The study, published in Oncogene , follows up on new targeted therapies that show promise in inhibiting the KRAS G12C variant. Researchers collaborated with Gilead Sciences in Foster City, California to perform sequencing of KRAS-positive lung tumors to determine the prevalence of other oncogenic mutations that could lead to treatment resistance. They were also able to assess new mutations in KRAS itself that could present after treatment of specific tumors.
Currently, we treat tumors with medication to target and inhibit the tumor as is, but not to prevent the future evolution of tumors into resistant forms. We need to develop techniques and drugs that not only target the mutations that we know are there, but that also stop the evolution of the tumor.”
“The treatment initially appears to successfully target a specific mutation in KRAS,” said Jeffrey Townsend, Ph.D., the Elihu Associate Professor of Biostatistics at the Yale School of Public Health and associate professor of ecology and evolutionary biology at Yale. “But, other mutations can appear down the road.
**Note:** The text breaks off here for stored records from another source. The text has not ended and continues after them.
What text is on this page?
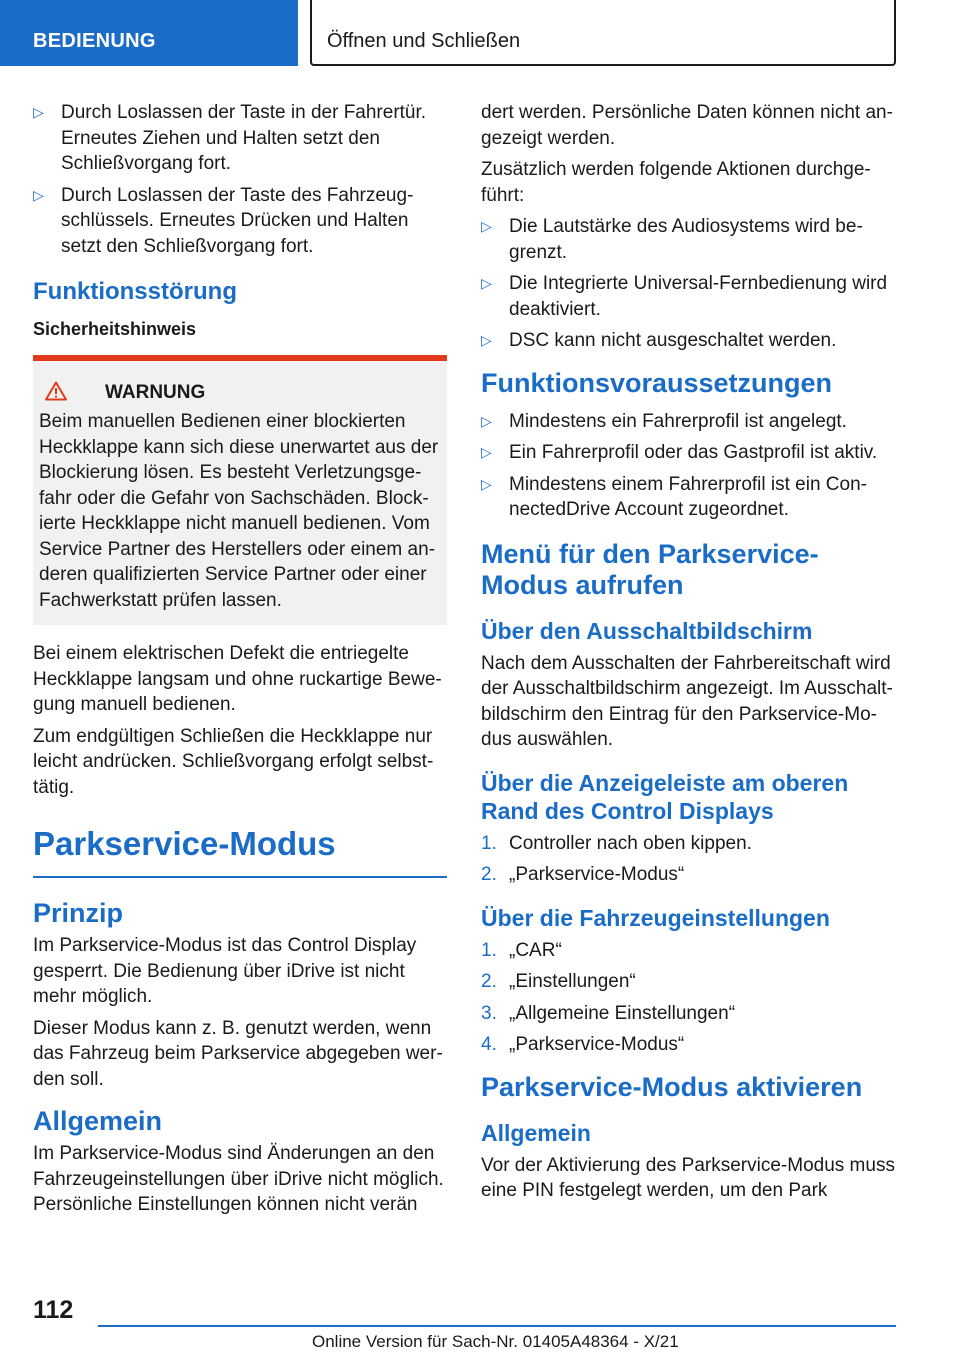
BEDIENUNG	Öffnen und Schließen
▷ Durch Loslassen der Taste in der Fahrertür. Erneutes Ziehen und Halten setzt den Schließvorgang fort.
▷ Durch Loslassen der Taste des Fahrzeugschlüssels. Erneutes Drücken und Halten setzt den Schließvorgang fort.
Funktionsstörung
Sicherheitshinweis
WARNUNG

Beim manuellen Bedienen einer blockierten Heckklappe kann sich diese unerwartet aus der Blockierung lösen. Es besteht Verletzungsgefahr oder die Gefahr von Sachschäden. Blockierte Heckklappe nicht manuell bedienen. Vom Service Partner des Herstellers oder einem anderen qualifizierten Service Partner oder einer Fachwerkstatt prüfen lassen.

Bei einem elektrischen Defekt die entriegelte Heckklappe langsam und ohne ruckartige Bewegung manuell bedienen.

Zum endgültigen Schließen die Heckklappe nur leicht andrücken. Schließvorgang erfolgt selbsttätig.

Parkservice-Modus
Prinzip

Im Parkservice-Modus ist das Control Display gesperrt. Die Bedienung über iDrive ist nicht mehr möglich.

Dieser Modus kann z. B. genutzt werden, wenn das Fahrzeug beim Parkservice abgegeben werden soll.

Allgemein

Im Parkservice-Modus sind Änderungen an den Fahrzeugeinstellungen über iDrive nicht möglich. Persönliche Einstellungen können nicht verän

dert werden. Persönliche Daten können nicht angezeigt werden.

Zusätzlich werden folgende Aktionen durchgeführt:

▷ Die Lautstärke des Audiosystems wird begrenzt.
▷ Die Integrierte Universal-Fernbedienung wird deaktiviert.
▷ DSC kann nicht ausgeschaltet werden.
Funktionsvoraussetzungen
▷ Mindestens ein Fahrerprofil ist angelegt.
▷ Ein Fahrerprofil oder das Gastprofil ist aktiv.
▷ Mindestens einem Fahrerprofil ist ein ConnectedDrive Account zugeordnet.
Menü für den Parkservice-Modus aufrufen
Über den Ausschaltbildschirm

Nach dem Ausschalten der Fahrbereitschaft wird der Ausschaltbildschirm angezeigt. Im Ausschaltbildschirm den Eintrag für den Parkservice-Modus auswählen.

Über die Anzeigeleiste am oberen Rand des Control Displays
1. Controller nach oben kippen.
2. „Parkservice-Modus“
Über die Fahrzeugeinstellungen
1. „CAR“
2. „Einstellungen“
3. „Allgemeine Einstellungen“
4. „Parkservice-Modus“
Parkservice-Modus aktivieren
Allgemein

Vor der Aktivierung des Parkservice-Modus muss eine PIN festgelegt werden, um den Park

112
Online Version für Sach-Nr. 01405A48364 - X/21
By assessing the tumor’s potential to reinvent itself after therapy, our findings inform us on how to combine therapies to intervene before cancer comes back in full force.”
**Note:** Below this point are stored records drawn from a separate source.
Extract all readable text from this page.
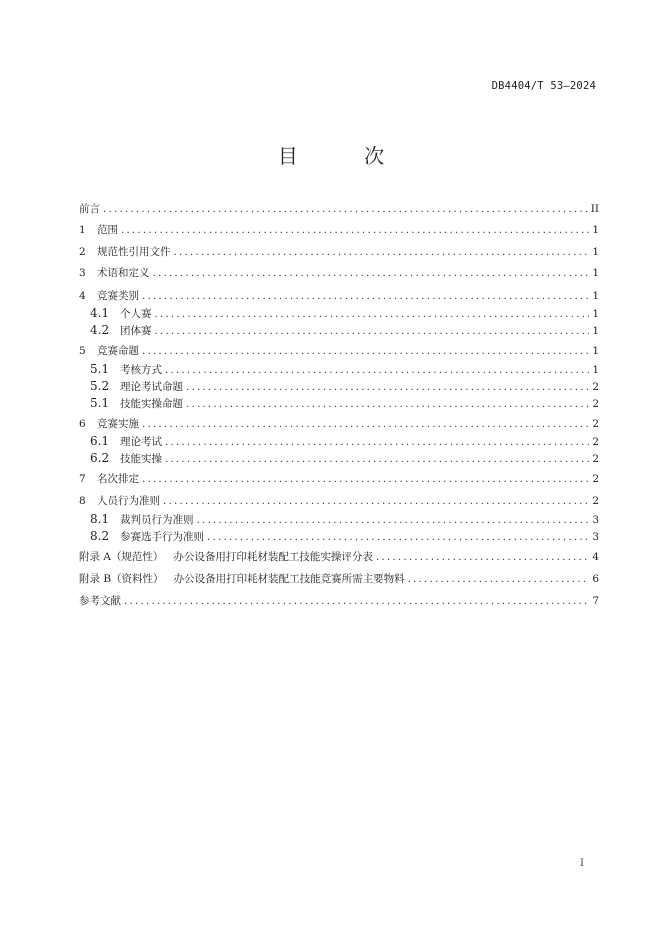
DB4404/T 53—2024
目 次
前言 . . .	II
1	范围 . . .	1
2	规范性引用文件 . . .	1
3	术语和定义 . . .	1
4	竞赛类别 . . .	1
4.1	个人赛 . . .	1
4.2	团体赛 . . .	1
5	竞赛命题 . . .	1
5.1	考核方式 . . .	1
5.2	理论考试命题 . . .	2
5.1	技能实操命题 . . .	2
6	竞赛实施 . . .	2
6.1	理论考试 . . .	2
6.2	技能实操 . . .	2
7	名次排定 . . .	2
8	人员行为准则 . . .	2
8.1	裁判员行为准则 . . .	3
8.2	参赛选手行为准则 . . .	3
附录 A（规范性）   办公设备用打印耗材装配工技能实操评分表 . . .	4
附录 B（资料性）   办公设备用打印耗材装配工技能竞赛所需主要物料 . . .	6
参考文献 . . .	7
I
The researchers focused on getting ahead of potential new tumor development by preventing resistance and inhibiting the KRAS G12C mutation. The study findings offer insight into new mutations likely to resist treatments based on the degree that specific mutations drive the growth and evolution of cancer, and the potential of therapeutic that may be able to stop deviant gene function.
“Currently, we treat tumors with medication to target and inhibit the tumor as is, but not to prevent the future evolution of tumors into resistant forms,” said Townsend. “We need to develop techniques and drugs that not only target the mutations that we know are there, but that also stop the evolution of the tumor.”
Using a national database of tumor sequences along with tumor sequences from previous Yale studies, the researchers created a promising evolutionary framework with potential utility in prediction of pathways to resistance to new targeted therapies as they become available. By judicious combinations of multiple therapies that prevent the emergence of resistant forms, the researchers predict that cancer can eventually be overcome.
Other YSPH study authors include Vincent L. Cannataro, Ph.D.; Stephen F. Gaffney, Ph.D.; Carly Stender; and Zi-Ming Zhao, Ph.D.